C. As to the rejection disposition of the securities transaction tax of this case

1) Article 7(1) of the Securities Transaction Tax Act provides for “where a share certificate is transferred pursuant to the provisions of each item of Article 3 subparag. 1, the transfer value of such share certificate” as to the tax base under subparagraph 1, and Article 3 subparag. 1(a) of the Securities Transaction Tax Act provides for “share certificates transferred from the securities market” and “share certificates transferred outside the securities market in the manner prescribed by Presidential Decree” respectively.

2) Since the instant shares constitute “shares transferred from the securities market” under Article 3 subparag. 1 (a) of the Securities Transaction Tax Act, it is reasonable to calculate the securities transaction tax with the tax base of KRW 65,500 per transfer value based on the closing price on the day of “transfer value of the relevant share” under Article 7(1)1 of the Securities Transaction Tax Act.

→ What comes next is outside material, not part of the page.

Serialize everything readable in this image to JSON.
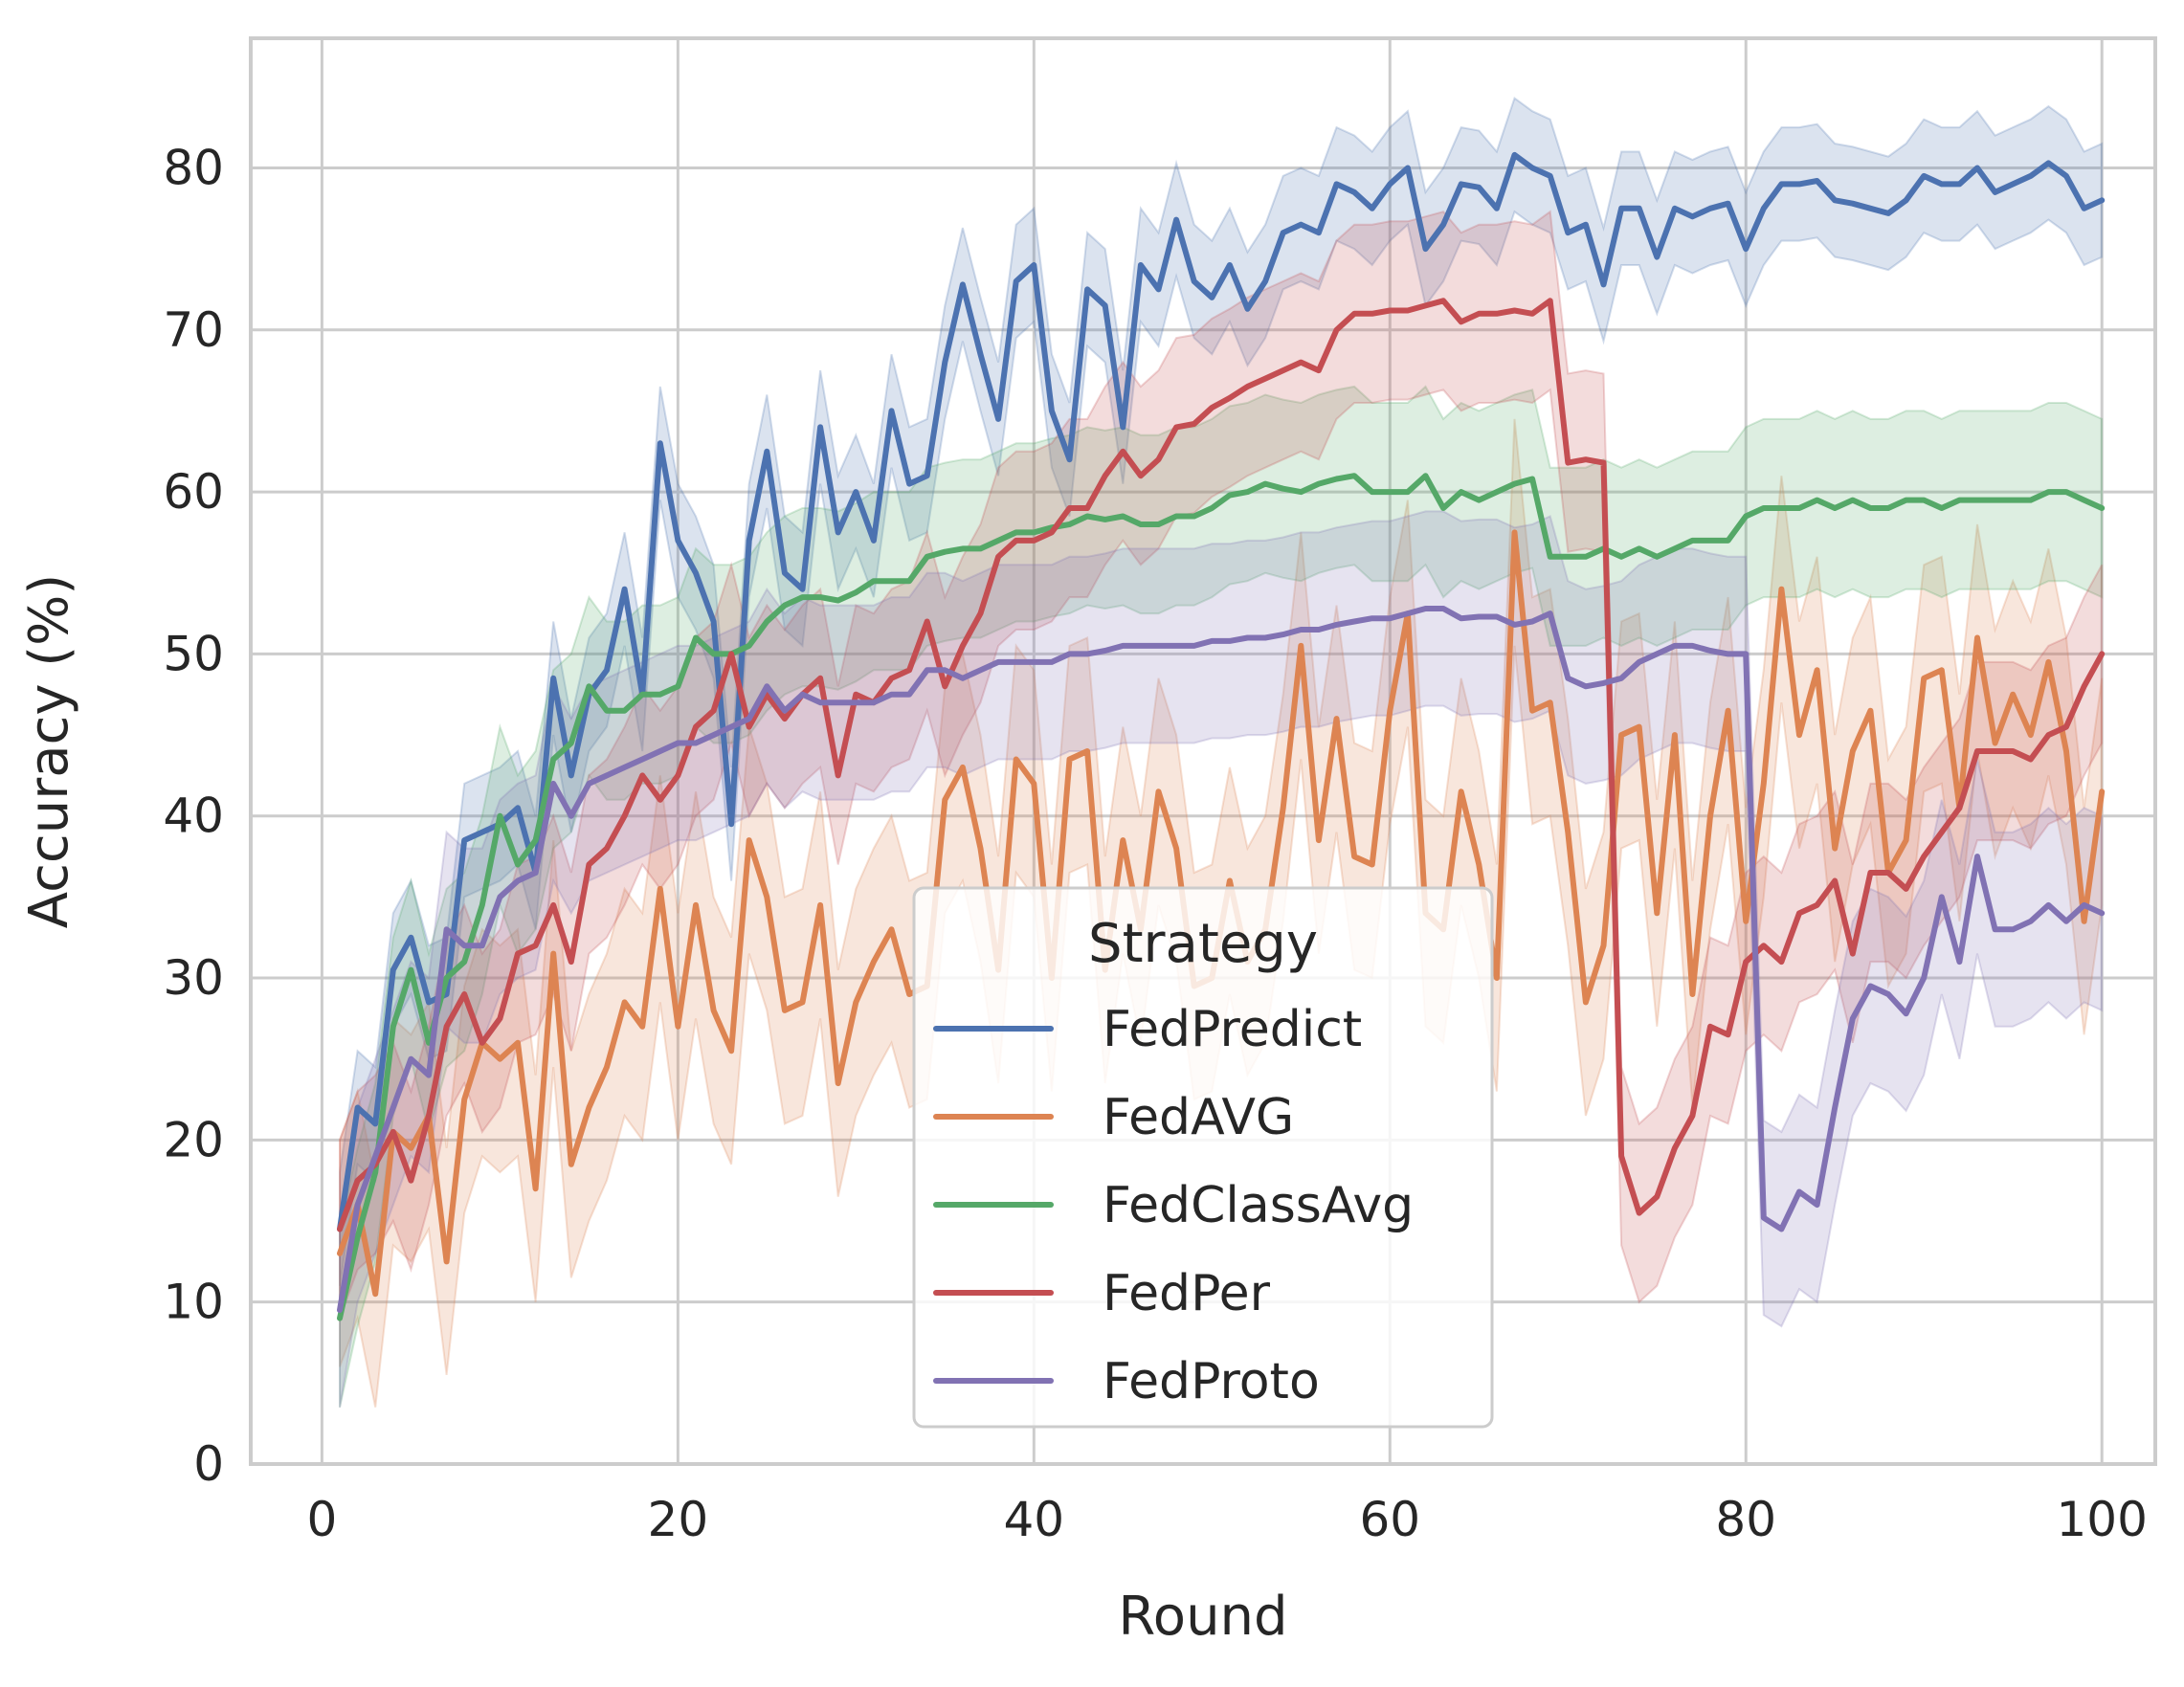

3) The Defendant asserts to the effect that “share certificates under the provisions of each item of Article 3 subparag. 1” under Article 7(1)1 of the Securities Transaction Tax Act refer to share certificates under each item of Article 3 subparag. 1 in the case of sale and settlement between accounts pursuant to the provisions of Article 3 subparag. 1. However, since Article 3 of the Securities Transaction Tax Act and Article 7 of the Securities Transaction Tax Act are subject to the provisions of each item of “tax payer” and “tax base”, it is difficult to see that the tax base should be determined according to the method of transfer. In addition, in light of the literal interpretation and relationship between the provisions of Article 7(1)1 of the Securities Transaction Tax Act and the provision, it is difficult to see that the type of “share certificates” is specified in addition to the method of transfer. In light of the literal interpretation of each provision, it cannot be interpreted that only the share certificates should be limited to the case of sale and settlement between accounts.

4) The rejection disposition of the securities transaction tax of this case is erroneous in the application of the relevant laws and regulations as to the tax base.

4. Conclusion

Therefore, the plaintiff's claim is accepted within the scope of the above recognition, and the remaining claims are dismissed as it is without merit. It is so decided as per Disposition.